田川の偉人冊子で紹介 山本作兵衛、小野芳香、河村光陽… 寺子屋プロジェクト「古里に誇りを」

西日本新聞 筑豊版

 子どもたちに郷土の偉人を紹介するボランティア団体「田川de寺子屋プロジェクト」の原田巌さん(76)と桜井英夫さん(62)が、偉人の記録をまとめた冊子「田川ゆかりの偉人たち」を発行した。田川市郡内の保育園や小学校、病院などに無料で配布しており、原田さんは「大人にも地元の偉人のことを知ってもらい、古里に誇りを持ってもらえれば」としている。

 原田さんと桜井さんは県の事業で、未就学児に地元の偉人の話を読み聞かせる活動に参加したのをきっかけに、2014年に寺子屋プロジェクトを設立。これまで、田川市郡内の保育園などで延べ約5千人の子どもたちに、軽妙な語り口に歌を交え偉人の足跡や人となりを紹介してきた。
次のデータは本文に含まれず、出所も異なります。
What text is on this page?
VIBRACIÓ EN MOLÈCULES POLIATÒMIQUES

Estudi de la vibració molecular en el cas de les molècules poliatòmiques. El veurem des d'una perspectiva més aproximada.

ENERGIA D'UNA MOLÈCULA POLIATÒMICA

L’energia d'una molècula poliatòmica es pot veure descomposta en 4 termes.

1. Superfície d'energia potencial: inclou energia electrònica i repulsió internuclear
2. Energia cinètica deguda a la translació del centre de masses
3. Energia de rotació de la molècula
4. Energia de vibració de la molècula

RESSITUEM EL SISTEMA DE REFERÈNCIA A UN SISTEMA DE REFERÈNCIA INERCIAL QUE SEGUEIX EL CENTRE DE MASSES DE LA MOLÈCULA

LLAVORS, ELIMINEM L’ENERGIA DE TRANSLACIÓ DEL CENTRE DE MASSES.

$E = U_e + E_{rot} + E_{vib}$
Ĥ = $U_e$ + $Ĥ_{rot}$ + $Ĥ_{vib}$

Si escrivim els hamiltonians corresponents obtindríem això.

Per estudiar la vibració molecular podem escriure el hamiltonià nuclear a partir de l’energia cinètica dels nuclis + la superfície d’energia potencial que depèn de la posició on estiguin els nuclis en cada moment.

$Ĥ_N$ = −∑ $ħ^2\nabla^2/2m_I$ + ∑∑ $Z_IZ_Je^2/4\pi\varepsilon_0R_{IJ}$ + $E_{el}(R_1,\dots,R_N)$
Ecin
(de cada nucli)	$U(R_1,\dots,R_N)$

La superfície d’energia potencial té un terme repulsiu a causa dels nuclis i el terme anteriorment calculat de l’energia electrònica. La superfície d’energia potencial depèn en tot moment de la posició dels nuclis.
 冊子は、2人が約1年かけて資料を集めて執筆。国連教育科学文化機関(ユネスコ)の「世界の記憶」(世界記憶遺産)に「炭坑記録画」が登録された作者の山本作兵衛(1892~1984)▽炭坑節の生みの親とされる小野芳香(1892~1958)▽童謡「うれしいひなまつり」などを作曲した河村光陽(1897~1946)ら8人を紹介している。

 冊子はA4判18ページで、300部を用意。活動に寄付(上限500円)した人にも提供する。原田さんは「8人の存在を伝えることが目的。その上で、他にも取り上げるべき人がいると思ったら連絡してほしい」と話している。